Having a lot of information at your finger tips doesn’t necessarily mean you know what’s going on.

I was reminded of this again on Friday, when doing a story about Yuki Yanagita’s new contract with the SoftBank Hawks. He revealed that he will be paid 570 million yen ($5.11 million) next year — which on the surface would make him the highest-paid Japanese player in team history.

And though I have given Yanagita first-place MVP votes three times over the past four years — the fourth went to Shohei Ohtani in 2016 — I’d never noticed that he’d led the Pacific League in both on-base percentage and slugging average the past four seasons.

Yanagita entered the season as one of only three players to have managed that feat for three straight years. With his fourth, he surpassed Hall of Famer Shigeo Nagashima. Next in line is Sadaharu Oh, who did it not five or even six straight years, but 11, so that record, like so many of Oh’s is safe.

Since delving into peak performance the past few days as a way of analyzing Hall of Fame candidates, I was curious how Yanagita’s past five seasons — I’d used five-year averages of win shares — stacked up all time. What I found was not entirely surprising.

Yanagita has averaged 32.6 win shares since 2014. The only recent player to better that figure was Hideki Matsui from 1998 to 2002. The only contemporary player to come close is, not surprisingly, Yakult Swallows second baseman Tetsuto Yamada.

Aside from Matsui and Yanagita, no player has had as good a five-year stretch since Oh (1973 to 1977). Oh turned pro out of high school in 1959 and his career was winding down, but he was still a dominant hitter. But basically, what you get is a list of Hall of Fame pitchers in NPB’s dead-ball 1950s and a bunch of Hall of Fame hitters from the early 1960s.

This shouldn’t be a surprise because the talent depth in NPB in the 1950s and 1960s was vastly worse than today, and the best players towered over the competition to a greater degree than they have since.

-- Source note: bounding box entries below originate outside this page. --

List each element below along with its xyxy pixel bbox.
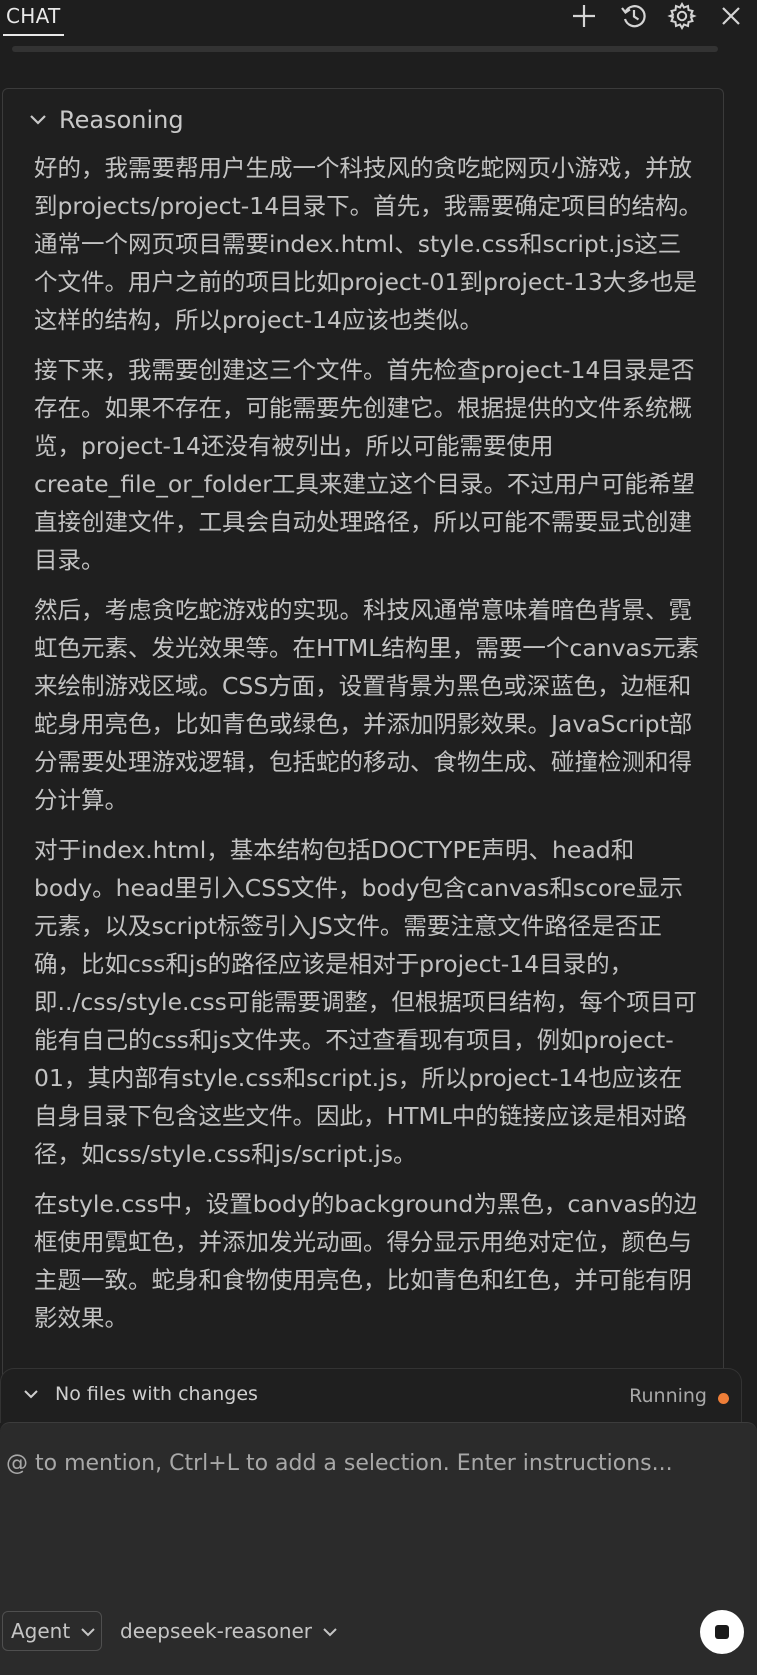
run-status-text: Running [629, 1385, 707, 1407]
reasoning-paragraph: 接下来，我需要创建这三个文件。首先检查project-14目录是否存在。如果不存… [34, 356, 695, 574]
close-button[interactable] [713, 0, 749, 32]
history-icon [620, 2, 648, 30]
gear-icon [667, 1, 697, 31]
model-select[interactable]: deepseek-reasoner [120, 1611, 338, 1651]
stop-button[interactable] [700, 1610, 744, 1654]
reasoning-paragraph: 对于index.html，基本结构包括DOCTYPE声明、head和body。h… [34, 836, 697, 1168]
reasoning-paragraph: 在style.css中，设置body的background为黑色，canvas的… [34, 1190, 698, 1332]
settings-button[interactable] [664, 0, 700, 32]
stop-icon [715, 1625, 729, 1639]
agent-mode-select[interactable]: Agent [2, 1611, 102, 1651]
chevron-down-icon [29, 111, 47, 130]
reasoning-paragraph: 好的，我需要帮用户生成一个科技风的贪吃蛇网页小游戏，并放到projects/pr… [34, 154, 703, 334]
changes-status-bar: No files with changes Running [0, 1368, 742, 1423]
scrollbar[interactable] [12, 46, 718, 52]
chat-header: CHAT [0, 0, 757, 36]
reasoning-card: Reasoning 好的，我需要帮用户生成一个科技风的贪吃蛇网页小游戏，并放到p… [2, 88, 724, 1399]
files-changes-toggle[interactable]: No files with changes [23, 1383, 258, 1405]
close-icon [720, 5, 742, 27]
chevron-down-icon [322, 1619, 338, 1643]
reasoning-title: Reasoning [59, 106, 184, 134]
tab-chat[interactable]: CHAT [3, 2, 64, 36]
plus-icon [571, 3, 597, 29]
history-button[interactable] [616, 0, 652, 32]
model-label: deepseek-reasoner [120, 1619, 313, 1643]
new-chat-button[interactable] [566, 0, 602, 32]
mode-label: Agent [11, 1619, 71, 1643]
chat-input[interactable]: @ to mention, Ctrl+L to add a selection.… [6, 1451, 746, 1476]
chevron-down-icon [80, 1619, 96, 1643]
chevron-down-icon [23, 1385, 39, 1404]
reasoning-text: 好的，我需要帮用户生成一个科技风的贪吃蛇网页小游戏，并放到projects/pr… [34, 149, 704, 1349]
files-changes-label: No files with changes [55, 1383, 258, 1405]
running-indicator-dot [718, 1393, 729, 1404]
reasoning-toggle[interactable]: Reasoning [29, 105, 184, 135]
reasoning-paragraph: 然后，考虑贪吃蛇游戏的实现。科技风通常意味着暗色背景、霓虹色元素、发光效果等。在… [34, 596, 700, 814]
chat-panel: CHAT Reasoning 好的，我需要帮用户生成一个科技风的贪吃蛇网页小游戏… [0, 0, 757, 1675]
chat-input-area: @ to mention, Ctrl+L to add a selection.… [0, 1422, 757, 1675]
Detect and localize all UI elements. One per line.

Still, it was only a few players, Oh, Nagashima, Japan’s greatest catcher Katsuya Nomura, Japan’s all-time hits leader Isao Harimoto, Kazuhiro Yamauchi and three great pitchers, Masaichi Kaneda, Kazuhisa Inao and Shigeru Sugishita.

When Yamada had his huge season in 2015, I estimated it was the third or fourth best season in NPB history, but since then it hadn’t occurred to me how rare his and Yanagita’s accomplishments have been in the context of today’s game.